On 6/6/07, Jason Essington <jason.essing...@gmail.com> wrote:
> with the server returning an eval()-uable string, we could also move > in the direction of allowing cross site (JSON style <script> > injected) RPC for GWT mashups. There's still an issue with the amount > of info that can be sent via the <script>'s get, but I still think it > is a compelling idea.
Note that there are security considerations involved here -- if you make the return directly evalable (without stripping off // or something similar), you not only allow cross-site RPC but CSRF as well. To prevent that, you need to add some authentication token in the GET request and have the server not send sensitive data if it isn't present.
Not saying there isn't value in cross-site RPC, but that doing it opens a lot of security issues.
> It doesn't seem to me that the optimization under discussion would make a > lot of difference either way on the server. In fact, if the server-side > serialization code is generated, there's no reason it couldn't be pretty > much optimal.
> As Sandy points out, though, generating code on the server is a bit of an > issue if you don't want to recompile your server all the time. Maybe there's > a way to make this optional, but it is certainly a consideration.
> One benefit to the client I want to mention is that, in addition to making > the code much *faster*, it will also make it much *smaller*. The > deserialization code can be quite significant, and I'm all for doing > anything that eliminates client code.
Ooooh. That's a nice point. Ripping deserialization code out of the client would be great.
> > > I have to vote for client-side performance being more important. If > > > my server is too slow I can buy a bigger one or another one. If my > > > client is too slow, I can do nothing more than beg my customer to buy > > > a newer machine.

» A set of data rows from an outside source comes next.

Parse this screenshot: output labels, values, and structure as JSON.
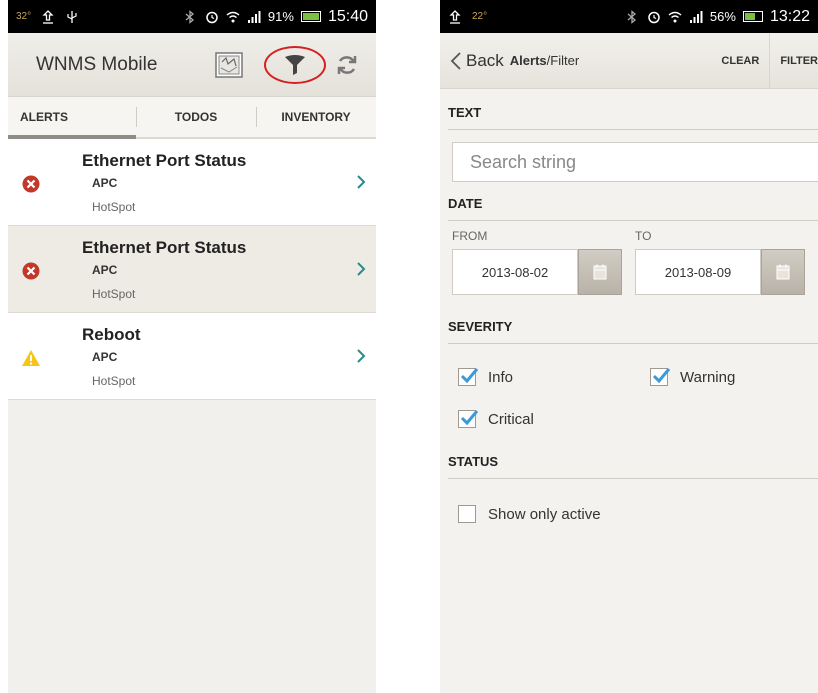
{
  "left": {
    "status": {
      "temp": "32°",
      "battery": "91%",
      "time": "15:40"
    },
    "app_title": "WNMS Mobile",
    "tabs": [
      "ALERTS",
      "TODOS",
      "INVENTORY"
    ],
    "alerts": [
      {
        "title": "Ethernet Port Status",
        "device": "APC",
        "location": "HotSpot",
        "severity": "critical"
      },
      {
        "title": "Ethernet Port Status",
        "device": "APC",
        "location": "HotSpot",
        "severity": "critical"
      },
      {
        "title": "Reboot",
        "device": "APC",
        "location": "HotSpot",
        "severity": "warning"
      }
    ],
    "icons": {
      "map": "map-icon",
      "filter": "filter-icon",
      "refresh": "refresh-icon"
    }
  },
  "right": {
    "status": {
      "temp": "22°",
      "battery": "56%",
      "time": "13:22"
    },
    "back_label": "Back",
    "breadcrumb_main": "Alerts",
    "breadcrumb_sub": "/Filter",
    "clear_label": "CLEAR",
    "filter_label": "FILTER",
    "text_section": "TEXT",
    "search_placeholder": "Search string",
    "date_section": "DATE",
    "from_label": "FROM",
    "to_label": "TO",
    "from_value": "2013-08-02",
    "to_value": "2013-08-09",
    "severity_section": "SEVERITY",
    "severity": {
      "info": "Info",
      "warning": "Warning",
      "critical": "Critical"
    },
    "status_section": "STATUS",
    "show_active_label": "Show only active"
  },
  "colors": {
    "critical": "#c0392b",
    "warning": "#f5c518",
    "check": "#3a9ad9",
    "highlight": "#d42020"
  }
}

> > I vote server-side performance being more important. I am less than > > happy with my explanation, but I have yet to think of a better way to say > > the following: As server-side work scales with the number of users, so does > > the savings given by any server-side optimization. The client side's > > optimization has a much smaller visible impact as each user sees a constant > > improvement, not a scaling improvement...

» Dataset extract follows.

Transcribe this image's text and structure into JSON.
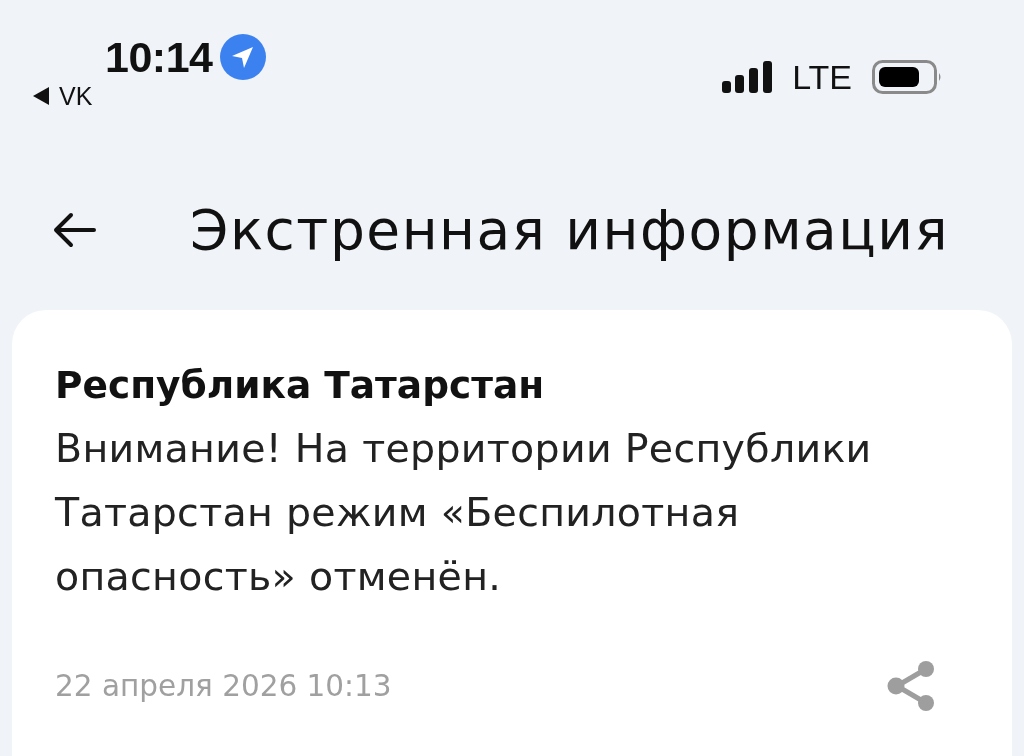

> > Also, my server is going to get run to its limits. My site is going to > > have more than a mebibyte of downloaded code before a user can use the > > interface. I expect my audiance to be primarily broadband users, people > > who, I expect, will have more than enough headroom to deal with the lack of > > client-side optimization...
The more I think about relying on knowing the compiler's generated symbols, the more it seems like a fool's game to me; they would be different on every permutation (so you'd have to know which perm the client was running), and it seems like it RPC and the compiler would have to be way too closely tied.
Maybe a more promising approach would be that the client could somehow produce an eval enviroment? IE: expose well-known symbols into this environment that could be statically infered. It'd make the client-side code a little bigger, but might be speedier. We should perhaps mock something up and analyze what the potential performance boost would be.